L’intervention du Roi Rama X dans l’arène politique après la candidature de sa soeur ainée la princesse Ubolratana – qui s’est depuis retirée – a entrainé un déluge d’éditoriaux et de commentaires dans la presse internationale. Nous avons choisi d’en publier plusieurs pour éclairer au mieux nos lecteurs. Nous reproduisons ici l’éditorial de Michel De Grandi, dans les Echos que vous pouvez retrouver ici en version originale.
Par Michel De Grandi, Les Echos ( France) – Publié le 10 février 2019
La candidature de la sœur du roi au poste de Premier ministre du royaume a été torpillée par le Palais royal.
Les militaires de la junte respirent..
La première secousse sismique est venue de la princesse Ubolratana, sœur aînée de l’actuel roi Vajiralongkorn, qui a annoncé, vendredi, sa candidature au poste de premier ministre.
A quelques semaines d’élections législatives délicates qui doivent permettre au royaume, le 24 mars prochain, de renouer avec une forme de démocratie, la sœur du roi a rompu avec la tradition de la famille royale qui est censée se tenir au-dessus des partis.
A soixante-sept ans, celle qui se présente comme une roturière, après avoir abandonné dans les années 1970 son titre pour épouser un américain, ne sera donc pas le premier membre de la famille royale à mettre directement un pied dans l’arène politique.
En toute logique, le parti sous la bannière duquel elle devait concourir a fait machine arrière : « Le parti Thai Raksa Chart se soumet à l’ordre royal », disait le message.
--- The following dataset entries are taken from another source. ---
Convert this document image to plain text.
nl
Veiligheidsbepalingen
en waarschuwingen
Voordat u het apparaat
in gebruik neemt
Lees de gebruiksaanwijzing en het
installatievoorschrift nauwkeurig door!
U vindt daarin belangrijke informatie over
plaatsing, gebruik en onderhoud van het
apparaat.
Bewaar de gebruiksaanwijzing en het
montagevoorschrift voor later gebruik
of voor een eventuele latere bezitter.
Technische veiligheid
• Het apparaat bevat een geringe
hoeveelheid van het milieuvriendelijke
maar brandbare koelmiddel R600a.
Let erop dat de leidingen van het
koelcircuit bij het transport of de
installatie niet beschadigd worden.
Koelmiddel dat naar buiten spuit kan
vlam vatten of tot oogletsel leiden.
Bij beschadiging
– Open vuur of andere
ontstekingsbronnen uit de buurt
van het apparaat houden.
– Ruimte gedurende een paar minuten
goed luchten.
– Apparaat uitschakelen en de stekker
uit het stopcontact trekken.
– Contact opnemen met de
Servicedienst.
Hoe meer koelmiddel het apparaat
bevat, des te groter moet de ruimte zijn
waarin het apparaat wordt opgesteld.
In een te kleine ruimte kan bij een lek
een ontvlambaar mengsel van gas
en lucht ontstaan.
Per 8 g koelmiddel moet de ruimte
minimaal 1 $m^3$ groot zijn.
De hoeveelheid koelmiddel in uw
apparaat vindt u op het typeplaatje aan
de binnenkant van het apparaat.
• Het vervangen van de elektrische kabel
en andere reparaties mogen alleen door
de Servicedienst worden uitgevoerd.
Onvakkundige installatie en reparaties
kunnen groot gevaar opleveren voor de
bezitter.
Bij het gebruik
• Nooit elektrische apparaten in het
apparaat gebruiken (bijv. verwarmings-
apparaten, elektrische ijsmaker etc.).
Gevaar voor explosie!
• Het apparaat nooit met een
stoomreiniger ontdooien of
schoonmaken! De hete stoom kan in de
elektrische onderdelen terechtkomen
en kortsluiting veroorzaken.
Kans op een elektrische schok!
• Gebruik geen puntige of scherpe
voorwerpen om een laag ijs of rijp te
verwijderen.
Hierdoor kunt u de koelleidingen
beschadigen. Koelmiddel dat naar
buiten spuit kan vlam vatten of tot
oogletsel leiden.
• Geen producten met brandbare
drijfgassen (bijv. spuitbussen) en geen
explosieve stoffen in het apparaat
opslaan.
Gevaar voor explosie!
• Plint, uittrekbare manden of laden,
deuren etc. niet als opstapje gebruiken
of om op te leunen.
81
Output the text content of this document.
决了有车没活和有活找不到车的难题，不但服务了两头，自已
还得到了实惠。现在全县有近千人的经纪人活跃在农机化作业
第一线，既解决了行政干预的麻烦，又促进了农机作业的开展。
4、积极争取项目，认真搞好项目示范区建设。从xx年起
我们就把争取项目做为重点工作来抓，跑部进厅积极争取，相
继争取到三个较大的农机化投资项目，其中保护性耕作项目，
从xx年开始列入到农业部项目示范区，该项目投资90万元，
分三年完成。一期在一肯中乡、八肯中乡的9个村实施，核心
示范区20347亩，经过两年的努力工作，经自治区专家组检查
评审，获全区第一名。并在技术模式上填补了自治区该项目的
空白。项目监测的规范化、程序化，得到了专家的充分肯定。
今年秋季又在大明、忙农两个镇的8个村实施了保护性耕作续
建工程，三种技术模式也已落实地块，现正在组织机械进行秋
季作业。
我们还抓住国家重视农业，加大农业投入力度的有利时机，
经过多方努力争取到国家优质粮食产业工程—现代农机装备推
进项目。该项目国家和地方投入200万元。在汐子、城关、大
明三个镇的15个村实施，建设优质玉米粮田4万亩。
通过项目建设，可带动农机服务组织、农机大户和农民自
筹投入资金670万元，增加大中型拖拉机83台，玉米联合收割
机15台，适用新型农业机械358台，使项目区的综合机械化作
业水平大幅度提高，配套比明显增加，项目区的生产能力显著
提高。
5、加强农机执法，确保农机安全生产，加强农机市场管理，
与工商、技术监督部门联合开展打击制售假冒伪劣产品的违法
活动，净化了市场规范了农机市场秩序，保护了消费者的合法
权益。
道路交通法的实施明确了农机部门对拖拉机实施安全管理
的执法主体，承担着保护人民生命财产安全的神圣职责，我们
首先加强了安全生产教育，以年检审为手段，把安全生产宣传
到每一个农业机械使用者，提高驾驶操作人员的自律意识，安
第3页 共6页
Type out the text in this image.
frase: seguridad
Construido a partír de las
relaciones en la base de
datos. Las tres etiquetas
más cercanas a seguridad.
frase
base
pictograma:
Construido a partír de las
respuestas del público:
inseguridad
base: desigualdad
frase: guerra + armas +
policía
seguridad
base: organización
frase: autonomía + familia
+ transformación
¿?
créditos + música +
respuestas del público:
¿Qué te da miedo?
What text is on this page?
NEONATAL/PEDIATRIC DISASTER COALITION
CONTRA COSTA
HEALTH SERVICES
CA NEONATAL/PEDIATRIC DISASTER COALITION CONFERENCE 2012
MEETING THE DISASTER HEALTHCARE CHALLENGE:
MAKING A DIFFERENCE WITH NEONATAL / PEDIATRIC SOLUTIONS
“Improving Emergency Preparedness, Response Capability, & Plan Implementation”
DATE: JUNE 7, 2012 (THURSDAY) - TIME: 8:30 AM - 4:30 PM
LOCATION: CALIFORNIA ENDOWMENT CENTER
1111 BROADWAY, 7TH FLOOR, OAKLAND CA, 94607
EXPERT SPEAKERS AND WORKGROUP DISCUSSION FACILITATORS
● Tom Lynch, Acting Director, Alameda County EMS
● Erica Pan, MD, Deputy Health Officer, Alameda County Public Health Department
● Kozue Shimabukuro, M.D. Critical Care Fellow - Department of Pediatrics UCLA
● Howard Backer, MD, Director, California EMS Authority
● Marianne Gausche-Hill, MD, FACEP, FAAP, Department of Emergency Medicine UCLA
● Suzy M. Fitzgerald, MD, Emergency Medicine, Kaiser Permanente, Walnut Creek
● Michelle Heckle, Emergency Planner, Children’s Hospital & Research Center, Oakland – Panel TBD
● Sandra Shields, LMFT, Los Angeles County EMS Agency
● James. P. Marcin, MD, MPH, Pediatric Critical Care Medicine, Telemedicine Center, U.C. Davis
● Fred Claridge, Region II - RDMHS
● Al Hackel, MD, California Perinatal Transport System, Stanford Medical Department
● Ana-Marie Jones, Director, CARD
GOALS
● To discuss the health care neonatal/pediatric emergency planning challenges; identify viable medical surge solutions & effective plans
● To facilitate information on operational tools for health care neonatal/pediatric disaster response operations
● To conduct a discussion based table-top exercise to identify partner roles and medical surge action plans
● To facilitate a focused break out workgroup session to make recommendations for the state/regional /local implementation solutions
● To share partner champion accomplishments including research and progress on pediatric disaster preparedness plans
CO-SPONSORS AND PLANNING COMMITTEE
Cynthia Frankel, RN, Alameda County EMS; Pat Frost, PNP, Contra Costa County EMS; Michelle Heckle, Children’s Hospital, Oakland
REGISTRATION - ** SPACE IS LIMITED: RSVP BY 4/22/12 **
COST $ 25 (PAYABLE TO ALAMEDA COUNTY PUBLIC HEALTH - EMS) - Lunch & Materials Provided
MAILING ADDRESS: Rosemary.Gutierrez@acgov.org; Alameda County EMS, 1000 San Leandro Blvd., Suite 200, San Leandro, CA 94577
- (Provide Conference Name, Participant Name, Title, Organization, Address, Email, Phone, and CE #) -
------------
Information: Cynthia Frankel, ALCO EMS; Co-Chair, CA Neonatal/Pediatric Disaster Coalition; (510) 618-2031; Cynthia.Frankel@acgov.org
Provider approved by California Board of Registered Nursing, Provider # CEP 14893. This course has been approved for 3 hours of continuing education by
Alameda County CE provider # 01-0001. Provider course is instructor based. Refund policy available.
C’était l’autre secousse, concomitante à la première : la princesse, qui reste très populaire dans le royaume, s’engageait aux côtés de Thaksin Shinawatra, bête noire des ultra-monarchistes.
L’ombre de Thaksin
Cet ancien Premier ministre, réputé affairiste, a été chassé du pouvoir en 2006 et vit actuellement en exil.
En poussant en avant une candidature princière, il opérait clairement son retour sur la scène thaïlandaise, à la barbe de la junte au pouvoir.
« Les militaires l’ont conspué. Il revenait alors par la grande porte, la voie royale », expliquait, en fin de semaine, Sophie Boisseau du Rocher, chercheuse au centre Asie de l’Ifri (Institut français des relations internationales).
La manœuvre était, en effet, extrêmement habile.
Car elle mettait de facto en échec le chef de la junte au pouvoir, qui avait promis d’éliminer les Shinawatra, aidé par une nouvelle Constitution taillée sur mesure.
Excuses publiques
L’annonce surprise a eu pour effet immédiat de radicaliser les camps.
A chaque élection, les « chemises jaunes », représentant l’establishment et les élites de Bangkok, s’opposent aux « chemises rouges », favorables à la monarchie.
Dès vendredi soir, les groupes ultraroyalistes ont célébré sur les réseaux sociaux le camouflet donné à la princesse.
Certains sont allés jusqu’à demander que la sœur du roi fasse des excuses publiques pour s’être alliée avec les « Rouges », couleur des Shinawatra.
Même du côté de l’opposition, la candidature de la princesse était loin de faire l’unanimité.
Même roturière, la princesse reste un membre de la famille royale et aurait donc été traitée comme tel durant la campagne.
Cela signifie que personne n’aurait osé la critiquer de crainte de tomber sous le coup de la loi de lèse-majesté, très dure.
Il y avait risque également que cette nouvelle-venue ne polarise le débat entre le chef de la junte, Prayut Chan-o-cha, lui-même candidat à sa succession et la princesse, reléguant au second plan les vrais enjeux de ces élections.
« La Thaïlande a besoin de faire des choix de société, économiques ou encore de politique internationale » pour aller de l’avant, poursuit Sophie Boisseau du Rocher.
Samedi, sur Twitter, Thaksin n’avait visiblement pas l’intention d’en rester là : « Levez la tête et continuez d’avancer ! Nous tirons les leçons des expériences du passé mais vivons pour aujourd’hui et pour l’avenir. »
Le séisme politique n’a pas eu le temps de faire de dégâts.
Mais les répliques ne sont pas loin.